Tu as fait une bonne année. Tes ventes ont grimpé, les droits sont tombés, et quelque part au fond, une petite voix te dit : « et la TVA, dans tout ça ? » Cette voix a raison de s'inquiéter, mais pas de paniquer. Dépasser le seuil, ce n'est pas un problème — c'est un signe que ça marche. Reste à savoir quoi faire.
Ce qui se passe quand tu franchis le seuil majoré
Tant que tu étais sous les seuils, tu vivais en franchise en base : pas de TVA à facturer, pas de déclaration. En franchissant le seuil majoré (55 000 €), tu sors de ce régime et tu deviens redevable de la TVA.
Concrètement, ça déclenche trois choses :
- Tu factures désormais la TVA à tes clients (le taux applicable dépend de la nature de tes droits — souvent un taux réduit pour les droits d'auteur, mais ça se vérifie).
- Tu déclares cette TVA à l'administration fiscale, selon une périodicité qui t'est attribuée.
- Tu récupères la TVA sur tes achats professionnels — le bon côté de l'histoire.
À partir de quand, exactement ?
Et c'est là qu'il faut que je sois honnête plutôt que rassurant à bon marché. Le moment précis de la bascule dépend de la mécanique entre le seuil de base, le seuil majoré, l'année en cours et l'année précédente. Franchir le seuil majoré te rend en général redevable dès le mois du dépassement ; franchir seulement le seuil de base joue plutôt sur l'année suivante.

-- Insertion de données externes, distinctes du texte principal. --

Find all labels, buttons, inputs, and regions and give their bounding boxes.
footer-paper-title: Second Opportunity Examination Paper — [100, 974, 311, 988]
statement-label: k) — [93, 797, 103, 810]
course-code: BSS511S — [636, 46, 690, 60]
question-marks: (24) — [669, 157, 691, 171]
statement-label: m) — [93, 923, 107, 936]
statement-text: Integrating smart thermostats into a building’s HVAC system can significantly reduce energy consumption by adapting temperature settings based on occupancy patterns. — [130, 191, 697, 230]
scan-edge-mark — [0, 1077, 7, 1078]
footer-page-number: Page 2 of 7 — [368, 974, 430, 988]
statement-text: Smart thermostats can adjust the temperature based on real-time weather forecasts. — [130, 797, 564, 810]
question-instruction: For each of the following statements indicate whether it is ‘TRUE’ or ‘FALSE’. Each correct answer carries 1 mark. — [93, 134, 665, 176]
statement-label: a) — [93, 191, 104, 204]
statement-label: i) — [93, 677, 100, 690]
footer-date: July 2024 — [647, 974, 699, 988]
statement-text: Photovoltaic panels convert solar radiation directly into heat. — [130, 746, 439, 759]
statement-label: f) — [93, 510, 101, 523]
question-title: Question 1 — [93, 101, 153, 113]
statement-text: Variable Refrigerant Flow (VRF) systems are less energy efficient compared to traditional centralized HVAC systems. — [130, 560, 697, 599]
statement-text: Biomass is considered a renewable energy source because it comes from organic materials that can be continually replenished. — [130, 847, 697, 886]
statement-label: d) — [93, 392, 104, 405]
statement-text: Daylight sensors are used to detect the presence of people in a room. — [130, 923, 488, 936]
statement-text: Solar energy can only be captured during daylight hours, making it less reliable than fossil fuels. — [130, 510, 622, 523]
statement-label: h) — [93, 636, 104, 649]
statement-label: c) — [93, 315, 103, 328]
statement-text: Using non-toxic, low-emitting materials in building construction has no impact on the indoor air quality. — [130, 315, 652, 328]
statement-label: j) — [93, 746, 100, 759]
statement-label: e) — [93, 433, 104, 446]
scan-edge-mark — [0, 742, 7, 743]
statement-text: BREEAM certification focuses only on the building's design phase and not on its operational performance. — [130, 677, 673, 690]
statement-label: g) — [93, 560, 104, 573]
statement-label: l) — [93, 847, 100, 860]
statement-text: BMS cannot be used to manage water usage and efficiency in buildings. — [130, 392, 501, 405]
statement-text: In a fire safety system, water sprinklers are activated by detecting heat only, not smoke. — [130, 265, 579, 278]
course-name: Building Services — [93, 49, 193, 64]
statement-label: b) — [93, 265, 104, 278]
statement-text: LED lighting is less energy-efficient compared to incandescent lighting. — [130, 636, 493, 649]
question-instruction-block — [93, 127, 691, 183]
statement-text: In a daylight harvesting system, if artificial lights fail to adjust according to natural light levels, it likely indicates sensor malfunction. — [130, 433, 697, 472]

Ces règles d'enchaînement sont précises, et une erreur de date ici a des conséquences réelles (facturer sans TVA quand tu aurais dû, ou l'inverse). Donc : le principe est sur cette page, mais la date exacte pour ton cas, tu la fais confirmer par les impôts (impots.gouv.fr) ou ton comptable. Ce n'est pas un aveu de faiblesse de ma part — c'est là que le conseil personnalisé commence, et une page web s'arrête où le risque pour toi commence.
Ce que ça change dans ta vie de tous les jours
Moins que tu ne le crains. Tes factures gagnent une ligne « TVA ». Tu prends l'habitude d'une déclaration périodique. En échange, chaque achat pro devient un peu moins cher, puisque tu en récupères la TVA.
Le vrai piège n'est pas la TVA elle-même — c'est de ne pas voir arriver le seuil et de le franchir sans t'en rendre compte, en continuant à facturer comme avant. Là, tu accumules une régularisation qui pique.
Anticiper plutôt que subir
Le meilleur moment pour s'occuper du dépassement, c'est avant qu'il arrive. Le calculateur du seuil de TVA te montre où tu en es sur l'échelle et combien il te reste de marge. Tu le regardes deux fois par an, tu vois le seuil approcher, et le jour où tu bascules, tu es prêt au lieu d'être surpris. La sérénité, ici, c'est juste de l'anticipation.